What do you do when a lot of these signs are showing or about to show in your child/teen?

  1. Start by letting him know you’re concerned about the amount of time he spends gaming.
  2. Visit video game addiction facts and let him read the symptoms. Also visit video game addiction quiz for gamers and have him do the addiction quiz. Parents do the video game addiction quiz for parents.
  3. Do not be judgmental.
  4. If he is still with you (listening, discussing, doing the quiz), than discuss the following consequences:
  • Grow distant from friends and family
  • Homework not done
  • School grades are slipping
  • Neglect personal hygiene
  • Use it as self-medication. A way to avoid uncomfortable feelings or situations
  • Depression – do the depression test at psychcentral
  • Unable to control impulses
  • Anger outbursts and impatience.
  1. Even if you don’t think your child/teen is addicted, the quizzes are a good way to start some dialogue and get them thinking about how they’re spending their time.
  2. You need to set strict limits and monitor usage. That means the computer or game systems need to be out in the living room or wherever there are other family members present.
  3. Get professional counselling and/or life-coaching.
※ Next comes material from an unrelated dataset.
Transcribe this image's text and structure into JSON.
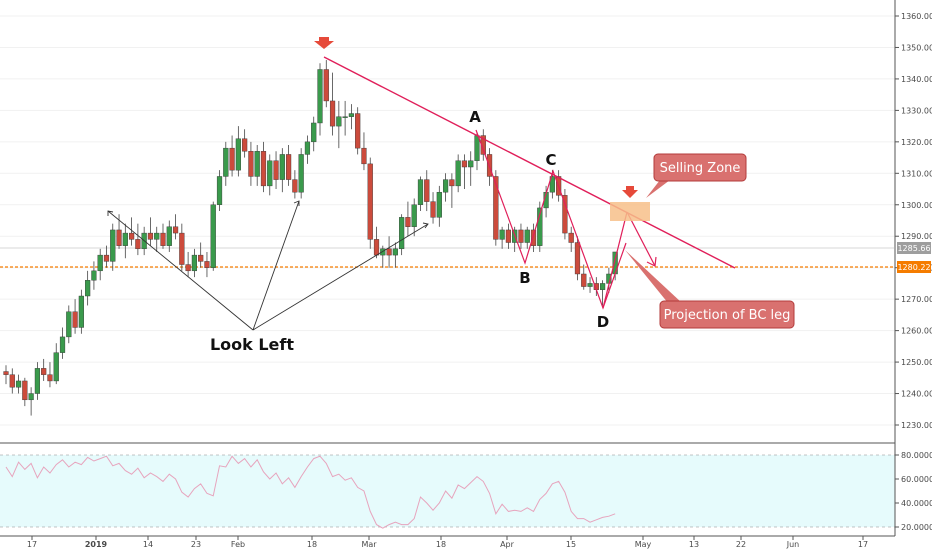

What other activities can you put in place of video games that can keep your child/teen interested and occupied?

Children or teens that play four to five hours per day have little time for socializing, doing homework, or playing sports. Kicking the habit is hard, too. Video game and computer addicts can’t just avoid computers. They need to use them for homework and communication with friends.

Most important, you should help your child/teen find alternatives to video games. Try to get them to participate in sports, join the school band or an after school club, or just play outside with the neighbours. Don’t be afraid of the words, “I’m bored”. The truth is, if they get bored enough, they’ll find something to do. You can always offer to give them some extra chores.